Sözlü saldırıda bulundu.
- Yok benim bir yazımla kendisi hapse tıkılmış...
- Yok o küfürlü mesajları kendisi yazmamış da telefonunu çalanlar yazmış...
- Yok ben Sedat Peker’i evimde ağırlamışım.
Falan filan...
*
Tam kendisine cevap verecektim ki...
Sövüp sayarak toplantıyı terk etti.
Ben de tam giderken...
Hak ettiği ne kadar kelime varsa hepsini sıraladım.
Çünkü bu Fevzi, herhangi bir anlayışlı yaklaşımın konusu olamayacak denli nadan bir adamdı.
*
İkinci saldırıyı da atlattıktan sonra...
Salona doğru döndüm ve gülümseyerek şöyle dedim:
“Üçüncüsü olursa giderim”.
*
Neyse ki üçüncüsü olmadı.
Ama sanırım tarihi parlamento, beş yüzyıllık tarihinde gördüğü sayısız gürültülü toplantılardan birine daha ev sahipliği yapmanın haklı gururunu yaşıyordu.
*
Toplantı bitti...
Durumum feciydi.
Özellikle toplantıyı izleyen başka milletlerden dinleyiciler açısından çok tuhaf ve çok kafa karıştırıcı bir imaja sahip olmuştum:
- Erdoğan’a otoriter diyordum...
- Erdoğan’la birlik olup Kürtlere savaş açıyordum.
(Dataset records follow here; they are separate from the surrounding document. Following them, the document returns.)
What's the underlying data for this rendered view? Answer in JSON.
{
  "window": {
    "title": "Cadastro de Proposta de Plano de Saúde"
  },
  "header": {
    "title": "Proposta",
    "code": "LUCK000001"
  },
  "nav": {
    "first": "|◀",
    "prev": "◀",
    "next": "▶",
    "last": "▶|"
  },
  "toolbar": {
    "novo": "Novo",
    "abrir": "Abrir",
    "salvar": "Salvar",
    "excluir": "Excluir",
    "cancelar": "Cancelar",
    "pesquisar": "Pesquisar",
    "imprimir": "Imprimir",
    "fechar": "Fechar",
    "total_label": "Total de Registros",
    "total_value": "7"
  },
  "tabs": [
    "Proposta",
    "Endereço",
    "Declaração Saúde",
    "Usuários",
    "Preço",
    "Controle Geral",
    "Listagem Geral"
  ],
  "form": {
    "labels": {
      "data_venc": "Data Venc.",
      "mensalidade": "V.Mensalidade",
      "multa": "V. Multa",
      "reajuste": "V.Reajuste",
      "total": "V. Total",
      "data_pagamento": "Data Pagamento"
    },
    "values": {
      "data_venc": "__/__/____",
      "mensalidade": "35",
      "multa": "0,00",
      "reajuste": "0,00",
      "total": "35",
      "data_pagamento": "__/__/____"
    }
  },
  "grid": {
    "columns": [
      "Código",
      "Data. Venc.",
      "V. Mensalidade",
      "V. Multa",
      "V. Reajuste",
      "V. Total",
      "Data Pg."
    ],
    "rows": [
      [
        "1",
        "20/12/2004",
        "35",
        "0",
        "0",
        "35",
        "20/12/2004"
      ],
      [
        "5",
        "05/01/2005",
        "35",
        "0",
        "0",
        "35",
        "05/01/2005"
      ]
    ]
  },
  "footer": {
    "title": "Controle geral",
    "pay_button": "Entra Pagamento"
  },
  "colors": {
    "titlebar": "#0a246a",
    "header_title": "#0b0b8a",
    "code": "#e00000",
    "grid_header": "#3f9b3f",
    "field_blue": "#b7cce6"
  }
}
- Rahmetli Tahir Elçi’nin ölümüne sebep oluyordum.
- Sedat Peker’i evimde ağırlıyordum.
- Bir yazımla masum Fevzi’yi hapse tıktırıyordum.
Falan...
Kim bilir arkamdan neler düşünmüşlerdir ve neler demişlerdir.
*
Kendimi bin bir umutla ta Amerikalara Muhammed Ali’nin cenazesine giden ama umduğunu bulamayan bir “reis” gibi hissederek...
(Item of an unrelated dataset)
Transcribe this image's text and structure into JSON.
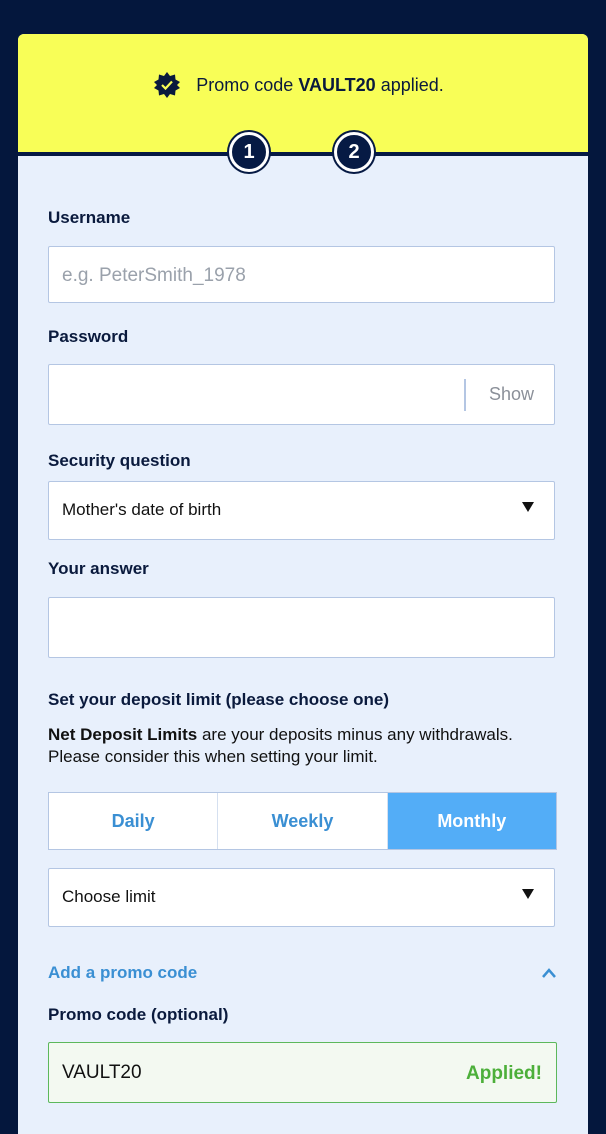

Salondan ayrılıyordum ki...
Muzip bir dinleyici yanıma yaklaştı...
Ve Roman Açılımı sırasında Kibariye Hanım’ın Tayyip Erdoğan’a söylediği o tarihi sözü bana uyarlayarak...
Şöyle dedi:
“Olay adamsın azizim... Olay adamsın vesselam”.